Die Zauberschrift der Bilder

Bildende Kunst in Hofmannsthals Texten

Rombach-Verlag Freiburg, Reihe Litterae

 

Das Buch zeigt, wie Hofmannsthal der zersetzenden Macht der Begriffssprache zu entkommen sucht, indem er das nonverbale Zeichensystem der bildenden Kunst (Böcklin, Van Gogh, Poussin u.a.) für einen 'Diskurs der Unbegrifflichkeit' literarisch zu nutzen sucht. Nicht daß sie 'Natur' abbildet, ist nach Hofmannsthal der Vorzug bildender Kunst, sondern daß sie, wie die Träume, lebendiges Zeugnis ablegt von der schöpferischen Individualität und den Wahrheiten der Seele.

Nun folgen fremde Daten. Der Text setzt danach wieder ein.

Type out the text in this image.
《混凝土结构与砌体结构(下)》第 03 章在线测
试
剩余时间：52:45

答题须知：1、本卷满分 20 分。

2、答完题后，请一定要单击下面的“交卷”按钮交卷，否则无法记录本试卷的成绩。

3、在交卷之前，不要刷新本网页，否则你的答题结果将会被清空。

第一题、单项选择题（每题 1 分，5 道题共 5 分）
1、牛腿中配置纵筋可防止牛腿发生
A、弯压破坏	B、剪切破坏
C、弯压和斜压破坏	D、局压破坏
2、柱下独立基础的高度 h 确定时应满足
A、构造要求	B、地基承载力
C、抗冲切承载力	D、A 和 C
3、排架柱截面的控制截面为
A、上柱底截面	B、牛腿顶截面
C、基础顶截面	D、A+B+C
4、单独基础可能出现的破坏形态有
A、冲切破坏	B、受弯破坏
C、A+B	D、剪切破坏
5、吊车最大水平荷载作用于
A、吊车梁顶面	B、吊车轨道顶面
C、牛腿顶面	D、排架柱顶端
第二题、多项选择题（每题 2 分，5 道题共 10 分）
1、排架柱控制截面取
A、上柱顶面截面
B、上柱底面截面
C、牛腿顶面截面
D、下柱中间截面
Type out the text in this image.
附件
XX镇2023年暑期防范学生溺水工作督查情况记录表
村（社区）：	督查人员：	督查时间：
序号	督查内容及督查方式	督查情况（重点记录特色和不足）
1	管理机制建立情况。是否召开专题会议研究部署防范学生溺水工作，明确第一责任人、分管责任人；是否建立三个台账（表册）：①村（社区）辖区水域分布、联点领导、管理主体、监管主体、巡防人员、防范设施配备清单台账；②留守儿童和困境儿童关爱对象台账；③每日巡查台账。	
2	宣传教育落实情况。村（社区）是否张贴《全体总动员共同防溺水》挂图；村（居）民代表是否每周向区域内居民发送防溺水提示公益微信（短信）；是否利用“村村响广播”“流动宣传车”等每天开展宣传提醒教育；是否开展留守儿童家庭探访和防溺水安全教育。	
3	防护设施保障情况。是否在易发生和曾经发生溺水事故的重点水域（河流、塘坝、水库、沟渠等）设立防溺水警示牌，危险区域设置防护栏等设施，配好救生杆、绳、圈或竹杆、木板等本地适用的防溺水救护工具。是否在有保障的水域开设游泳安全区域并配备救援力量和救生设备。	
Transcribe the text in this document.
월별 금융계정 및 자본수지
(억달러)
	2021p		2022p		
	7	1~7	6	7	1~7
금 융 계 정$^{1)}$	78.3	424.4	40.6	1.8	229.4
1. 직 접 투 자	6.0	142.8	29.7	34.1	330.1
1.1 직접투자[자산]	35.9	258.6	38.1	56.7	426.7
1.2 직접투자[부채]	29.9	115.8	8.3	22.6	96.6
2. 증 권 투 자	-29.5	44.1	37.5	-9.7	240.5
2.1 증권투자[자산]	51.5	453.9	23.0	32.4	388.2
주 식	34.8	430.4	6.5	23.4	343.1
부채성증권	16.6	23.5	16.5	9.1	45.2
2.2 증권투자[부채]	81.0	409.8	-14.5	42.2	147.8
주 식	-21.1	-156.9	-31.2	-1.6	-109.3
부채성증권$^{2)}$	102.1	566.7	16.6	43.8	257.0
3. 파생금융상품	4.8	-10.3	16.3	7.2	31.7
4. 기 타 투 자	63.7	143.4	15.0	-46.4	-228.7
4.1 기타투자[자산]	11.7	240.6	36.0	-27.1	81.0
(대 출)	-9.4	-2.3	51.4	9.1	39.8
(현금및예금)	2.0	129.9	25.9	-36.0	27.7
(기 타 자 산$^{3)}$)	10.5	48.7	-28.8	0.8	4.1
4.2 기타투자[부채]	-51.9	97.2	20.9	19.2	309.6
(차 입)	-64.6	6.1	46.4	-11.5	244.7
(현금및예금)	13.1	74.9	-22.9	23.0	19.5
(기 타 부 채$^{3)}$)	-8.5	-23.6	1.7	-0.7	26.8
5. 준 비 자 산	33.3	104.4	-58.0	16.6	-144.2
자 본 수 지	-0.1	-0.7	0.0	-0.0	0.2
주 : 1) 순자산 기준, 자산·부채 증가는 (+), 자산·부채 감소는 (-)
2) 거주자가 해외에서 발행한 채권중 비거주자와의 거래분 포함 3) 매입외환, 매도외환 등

Bilder transponieren das Leben und machen anschaulich, "was sich im Leben in tausend anderen Medien komplex äußert". Bei Hofmannsthals produktiver Rezeption bildender Kunst geht es folglich um ein zentrales Problem der klassischen Moderne - um die Frage nach der Kommunizierbarkeit innerer Erfahrungen und darum, wie das Kaleidoskop der ästhetischen Zeichen wirkungsmächtig in Bewegung gehalten werden kann.

 

Ursula Renner, Promotion 1979, Visiting Assistant Professor in den USA, Habilitation 1995, Privatdozentin an der Universität Freiburg im Breisgau. 1998/99 Visiting Fellow am Internationalen Forschungszentrum Kulturwissenschaften, Wien. Veröffentlichungen insbesondere zur Jahrhundertwende (Hofmannsthal, Andrian, Joseph Roth, Musil) und zur produktiven Rezeption bildender Kunst. Mitherausgeberin des Hofmannsthal-Jahrbuches und der Reihe ‚Cultura‘ im Rombach-Verlag.